Bertahun-tahun mengitari panggung, menari seperti kurcaci lupa diri.
Mewarnai gugusan peristiwa dengan sejumlah cinta dan lara.
Bertahun-tahun membangun jembatan, antara satu bukit dan bukit berikutnya, dengan kata- kata. Bertahun-tahun jumawa di atas kuda kata-kata, berlari kencang tanpa menoleh lagi.
Lalu, pada sebuah tarikh muda, engkau lahir dari sunyi perigi bermata air kata, jernih dan bercahaya. Lalu engkau bangkit dari abu unggun yang menyala semalam suntuk membakar kayu kata-kata.
Mata beningmu membaca semua kata dari setiap benang sari dan udara yang mempersinggahkan pada putik, menjadikannya tunas buah. Lalu engkau memeras perih kata dari tangkai zaitun, menyulingnya menjadi tetes-tetes harum dalam bejana. Tak ada jejak pada kata-kata dari tempatmu (mungkin) pernah berguru.

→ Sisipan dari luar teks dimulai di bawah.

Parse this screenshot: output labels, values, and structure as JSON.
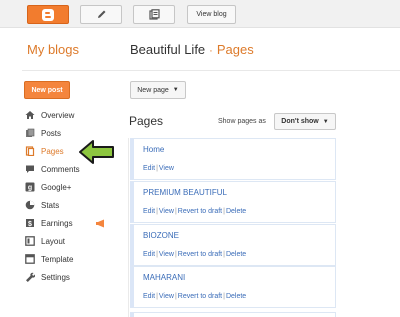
{
  "topbar": {
    "view_blog": "View blog"
  },
  "header": {
    "left_title": "My blogs",
    "blog_name": "Beautiful Life",
    "separator": "·",
    "section": "Pages"
  },
  "sidebar": {
    "new_post": "New post",
    "items": [
      {
        "label": "Overview",
        "icon": "home-icon"
      },
      {
        "label": "Posts",
        "icon": "posts-icon"
      },
      {
        "label": "Pages",
        "icon": "pages-icon"
      },
      {
        "label": "Comments",
        "icon": "comments-icon"
      },
      {
        "label": "Google+",
        "icon": "google-plus-icon"
      },
      {
        "label": "Stats",
        "icon": "stats-icon"
      },
      {
        "label": "Earnings",
        "icon": "earnings-icon"
      },
      {
        "label": "Layout",
        "icon": "layout-icon"
      },
      {
        "label": "Template",
        "icon": "template-icon"
      },
      {
        "label": "Settings",
        "icon": "settings-icon"
      }
    ],
    "active_item": "Pages"
  },
  "main": {
    "new_page": "New page",
    "title": "Pages",
    "show_pages_label": "Show pages as",
    "show_pages_value": "Don't show",
    "pages": [
      {
        "title": "Home",
        "edit": "Edit",
        "view": "View"
      },
      {
        "title": "PREMIUM BEAUTIFUL",
        "edit": "Edit",
        "view": "View",
        "revert": "Revert to draft",
        "delete": "Delete"
      },
      {
        "title": "BIOZONE",
        "edit": "Edit",
        "view": "View",
        "revert": "Revert to draft",
        "delete": "Delete"
      },
      {
        "title": "MAHARANI",
        "edit": "Edit",
        "view": "View",
        "revert": "Revert to draft",
        "delete": "Delete"
      }
    ]
  },
  "colors": {
    "accent": "#dd7a2a",
    "link": "#3a6cb8",
    "arrow": "#8dc63f"
  }
}
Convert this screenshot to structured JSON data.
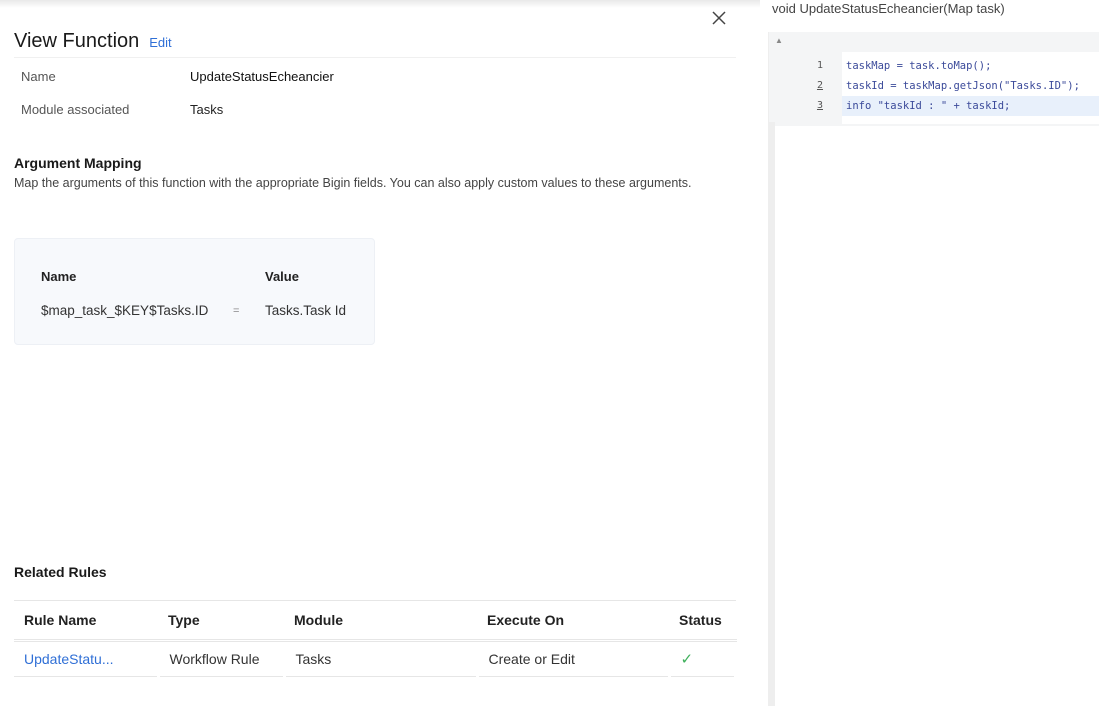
{
  "header": {
    "title": "View Function",
    "edit_label": "Edit"
  },
  "info": {
    "name_label": "Name",
    "name_value": "UpdateStatusEcheancier",
    "module_label": "Module associated",
    "module_value": "Tasks"
  },
  "argument_mapping": {
    "title": "Argument Mapping",
    "description": "Map the arguments of this function with the appropriate Bigin fields. You can also apply custom values to these arguments.",
    "col_name": "Name",
    "col_value": "Value",
    "rows": [
      {
        "name": "$map_task_$KEY$Tasks.ID",
        "operator": "=",
        "value": "Tasks.Task Id"
      }
    ]
  },
  "related_rules": {
    "title": "Related Rules",
    "columns": [
      "Rule Name",
      "Type",
      "Module",
      "Execute On",
      "Status"
    ],
    "rows": [
      {
        "rule_name": "UpdateStatu...",
        "type": "Workflow Rule",
        "module": "Tasks",
        "execute_on": "Create or Edit",
        "status": "✓"
      }
    ]
  },
  "code_panel": {
    "signature": "void UpdateStatusEcheancier(Map task)",
    "lines": [
      {
        "num": "1",
        "text": "taskMap = task.toMap();"
      },
      {
        "num": "2",
        "text": "taskId = taskMap.getJson(\"Tasks.ID\");"
      },
      {
        "num": "3",
        "text": "info \"taskId : \" + taskId;"
      }
    ]
  },
  "colors": {
    "link": "#2f6fd6",
    "status_ok": "#3eb05b",
    "active_line": "#e8f0fb"
  }
}
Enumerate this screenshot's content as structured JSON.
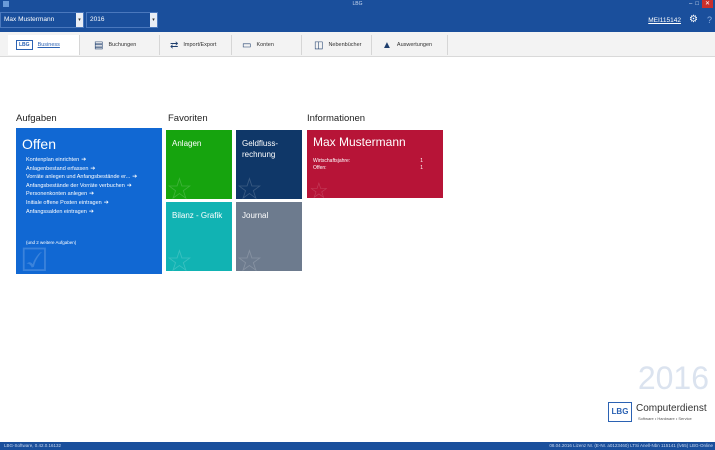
{
  "window": {
    "title": "LBG"
  },
  "selectors": {
    "user": "Max Mustermann",
    "year": "2016",
    "user_code": "MEI115142"
  },
  "ribbon": {
    "logo_text": "LBG",
    "tabs": [
      {
        "label": "Business",
        "icon": "lbg-logo-icon"
      },
      {
        "label": "Buchungen",
        "icon": "ledger-icon"
      },
      {
        "label": "Import/Export",
        "icon": "import-export-icon"
      },
      {
        "label": "Konten",
        "icon": "accounts-icon"
      },
      {
        "label": "Nebenbücher",
        "icon": "subledger-icon"
      },
      {
        "label": "Auswertungen",
        "icon": "chart-icon"
      }
    ]
  },
  "sections": {
    "tasks": "Aufgaben",
    "favorites": "Favoriten",
    "information": "Informationen"
  },
  "open_tasks": {
    "title": "Offen",
    "items": [
      "Kontenplan einrichten",
      "Anlagenbestand erfassen",
      "Vorräte anlegen und Anfangsbestände er...",
      "Anfangsbestände der Vorräte verbuchen",
      "Personenkonten anlegen",
      "Initiale offene Posten eintragen",
      "Anfangssalden eintragen"
    ],
    "more": "(und 2 weitere Aufgaben)"
  },
  "favorites": [
    {
      "label": "Anlagen",
      "color": "#16a40e"
    },
    {
      "label": "Geldfluss-\nrechnung",
      "color": "#0f3768"
    },
    {
      "label": "Bilanz - Grafik",
      "color": "#11b3b3"
    },
    {
      "label": "Journal",
      "color": "#6d7b8e"
    }
  ],
  "info": {
    "name": "Max Mustermann",
    "rows": [
      {
        "label": "Wirtschaftsjahre:",
        "value": "1"
      },
      {
        "label": "Offen:",
        "value": "1"
      }
    ],
    "color": "#b71437"
  },
  "branding": {
    "year": "2016",
    "logo": "LBG",
    "company": "Computerdienst",
    "tagline": "Software • Hardware • Service"
  },
  "statusbar": {
    "left": "LBG-Software, 0.42.0.16132",
    "right": "08.04.2016   Lizenz Nr. (E-Nr. a0123460)  LTSi  Anell-Nbn  115141 (lv55)   LBG-Online"
  },
  "colors": {
    "accent": "#1a4f9c",
    "tasks_tile": "#1168d3"
  }
}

Ingin kuhapus kata dari seluruh mantra yang melekat di mulutku. Ingin kuhapus kata dari jubah dan terompah yang pernah kuajak mengembara. Ingin kuhapus kata dari mimpi dan nyanyian yang bertahun-tahun memenuhi tidurku. Ingin kembali hening, menghilang dari suara, bersembunyi di balik cadar riuh rendah kata-kata. Pura-pura tak pernah mengenal kata yang bertahun-tahun meriwayatkan rahasiaku sebagai seorang kelana.

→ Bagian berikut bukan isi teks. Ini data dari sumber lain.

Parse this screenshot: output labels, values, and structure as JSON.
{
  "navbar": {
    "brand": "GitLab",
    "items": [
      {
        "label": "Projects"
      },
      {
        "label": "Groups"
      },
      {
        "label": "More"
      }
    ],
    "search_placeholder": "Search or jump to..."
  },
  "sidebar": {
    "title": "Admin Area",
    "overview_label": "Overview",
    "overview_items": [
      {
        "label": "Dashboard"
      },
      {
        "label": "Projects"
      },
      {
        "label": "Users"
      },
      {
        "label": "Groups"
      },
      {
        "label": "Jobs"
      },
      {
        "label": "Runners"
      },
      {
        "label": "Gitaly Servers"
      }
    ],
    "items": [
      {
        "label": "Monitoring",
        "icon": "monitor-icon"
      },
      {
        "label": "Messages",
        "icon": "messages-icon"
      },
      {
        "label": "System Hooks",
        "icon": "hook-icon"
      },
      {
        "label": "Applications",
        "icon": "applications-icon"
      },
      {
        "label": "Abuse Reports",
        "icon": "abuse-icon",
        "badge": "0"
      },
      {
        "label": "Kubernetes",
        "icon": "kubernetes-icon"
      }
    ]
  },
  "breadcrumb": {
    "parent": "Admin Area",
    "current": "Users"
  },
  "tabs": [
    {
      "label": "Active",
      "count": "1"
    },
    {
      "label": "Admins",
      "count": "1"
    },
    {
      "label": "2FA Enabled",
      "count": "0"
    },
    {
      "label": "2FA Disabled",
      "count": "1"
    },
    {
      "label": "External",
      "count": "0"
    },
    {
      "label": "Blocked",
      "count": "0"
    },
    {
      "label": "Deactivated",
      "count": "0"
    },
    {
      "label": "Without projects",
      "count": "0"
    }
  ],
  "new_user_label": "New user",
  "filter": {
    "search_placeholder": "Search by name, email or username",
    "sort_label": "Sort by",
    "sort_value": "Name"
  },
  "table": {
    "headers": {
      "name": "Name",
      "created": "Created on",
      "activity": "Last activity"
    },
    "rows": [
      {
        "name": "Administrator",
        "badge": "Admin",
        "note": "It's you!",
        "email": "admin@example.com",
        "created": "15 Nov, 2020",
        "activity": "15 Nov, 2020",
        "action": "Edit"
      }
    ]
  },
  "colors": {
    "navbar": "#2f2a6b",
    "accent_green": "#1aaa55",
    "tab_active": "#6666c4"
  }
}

Dengan sepasang mata, kau berkata-kata. Mata sebening kaca, kaca sebening kata.
Dalam matamu, kata selalu berkaca. Mencari bayang-bayang simetri, sudut tersembunyi, runcing dan bening. Pendar cahaya matamu menyusun kata-kata yang berkaca-kaca. Kata-kata yang tidak menaruh dendam pada kaca, tempat mata memandang. Kaca yang senantiasa memantulkan kata-kata ke dalam mata.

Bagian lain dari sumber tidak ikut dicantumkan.